1 Reply Latest reply: May 19, 2011 1:05 PM by John Witherspoon RSS

    Best practice for filtering data (should set analysis be employed in this case?)

      Data set

      I have two tables--one for project attributes and and one for transactions. The projects table is a historical table and includes attributes such as status, estimated cost, etc. snapshotted every day. The transaction table includes all transactions for all projects.

       

      Charts

      I'm creating several charts that include trended information (e.g. number of projects over time, sum of estimated costs over time, etc.) as well as some charts that need to show transactions only for projects whose status is active as of today. For this discussion, let's assume I'm creating a straight table with transaction number as the dimension (note that there is a one-to-one relationship between transaction number and project number).

       

      Goal

      I'd like to filter these records in what the sages in this forum would consider the most elegant manner. I was wondering if set analysis may be the best way to approach this. (My client suggested that set analysis shold be used in this instance, and I have to admit that I'm not very familiar with set analsys and was hoping to get some feedback here that may set me on the right course--that being of how to build my chart and/or respond to my client :-) )

       

      Current strategy

      I've tested two methods for filtering the records in the straight table I'm building

       

      Stragegy 1

      I've added a calculated dimension to my straight table that looks like this:

      = IF ( [SnapshotDate] = Today() and [Status] = 'Active', [TransactionNumber] )

       

      Strategy 2

      I've added an additional SQL statement to the script editor that gets ProjectNumber and Status just for today. I use TodayStatus as the alias for the Status field, which allows me to use this calculated dimension in the straight table:

      = IF ( [TodayStatus] = 'Active', [TransactionNumber] )

       

      At this point I'm not certain there's any more elegant way to filter these transaction records to show only those for projects that are active as of today. And at first glance it doesn't appear that set analysis is relevant here. Any thoughts?
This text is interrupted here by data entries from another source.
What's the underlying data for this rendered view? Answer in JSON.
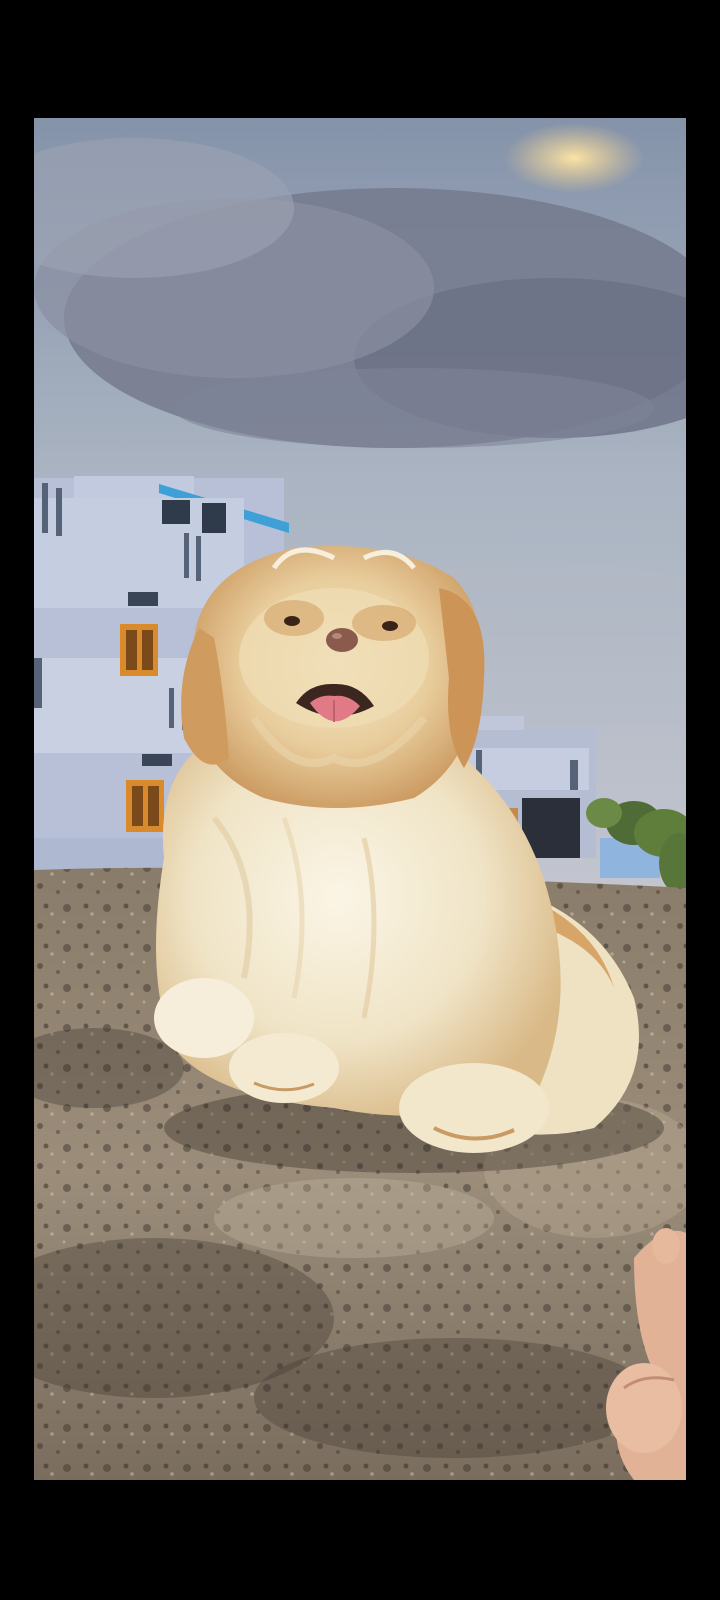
{
  "viewer": {
    "mode": "fullscreen-image",
    "background": "#000000"
  },
  "photo": {
    "subject": "dog-icon",
    "scene": [
      "sky",
      "clouds",
      "building",
      "trees",
      "stone-surface",
      "fingertip"
    ],
    "colors": {
      "sky_top": "#7f8fa6",
      "sky_mid": "#b7c0cc",
      "sky_bottom": "#c9ccd4",
      "cloud": "#6f7487",
      "cloud_highlight": "#f2cf8a",
      "building": "#b9c2d9",
      "building_trim": "#3ea0d6",
      "window": "#d98a2b",
      "ground_light": "#a89a88",
      "ground_dark": "#4a4038",
      "fur_light": "#f3ead2",
      "fur_tan": "#d8a56a",
      "nose": "#8a5a4c",
      "tongue": "#e07a86",
      "finger": "#e6b79a",
      "trees": "#5f7d3b"
    }
  }
}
        • Re: Best practice for filtering data (should set analysis be employed in this case?)
          John Witherspoon

          Set analysis would work fine, but isn't AS good as handling it in the data model, in script.  I'd do this in the script:

           

          if(SnapshotDate=today() and Status='Active',TransactionNumber) as TransactionNumberActiveToday

           

          Then just use that new field as your dimension.  Calculated dimensions tend to be slow, so aren't as good as having a real dimension like this.  Set analysis would be almost as fast as the new field, but not quite.  You'd have to apply it to EVERY expression in every relevant chart, though, which is a better reason to not handle it that way.  Now, you WILL need to learn set analysis.  Even if it's not the best solution for this case, it's the best solution for a lot of cases.  Here's how it might look in your case, and you can see that it can get syntactically dense and you can end up repeating yourself:

           

          Dimension = TransactionNumber
          Expresison 1 = sum({<SnapshotDate*={'$(=date(today()))'}
                              ,Status*={'Active'}>} Cost)
          Expresison 2 = count({<SnapshotDate*={'$(=date(today()))'}
                               ,Status*={'Active'}>} Something)

           

          For this, I think the script solution is simpler, more elegant, and should render in the chart slightly more quickly.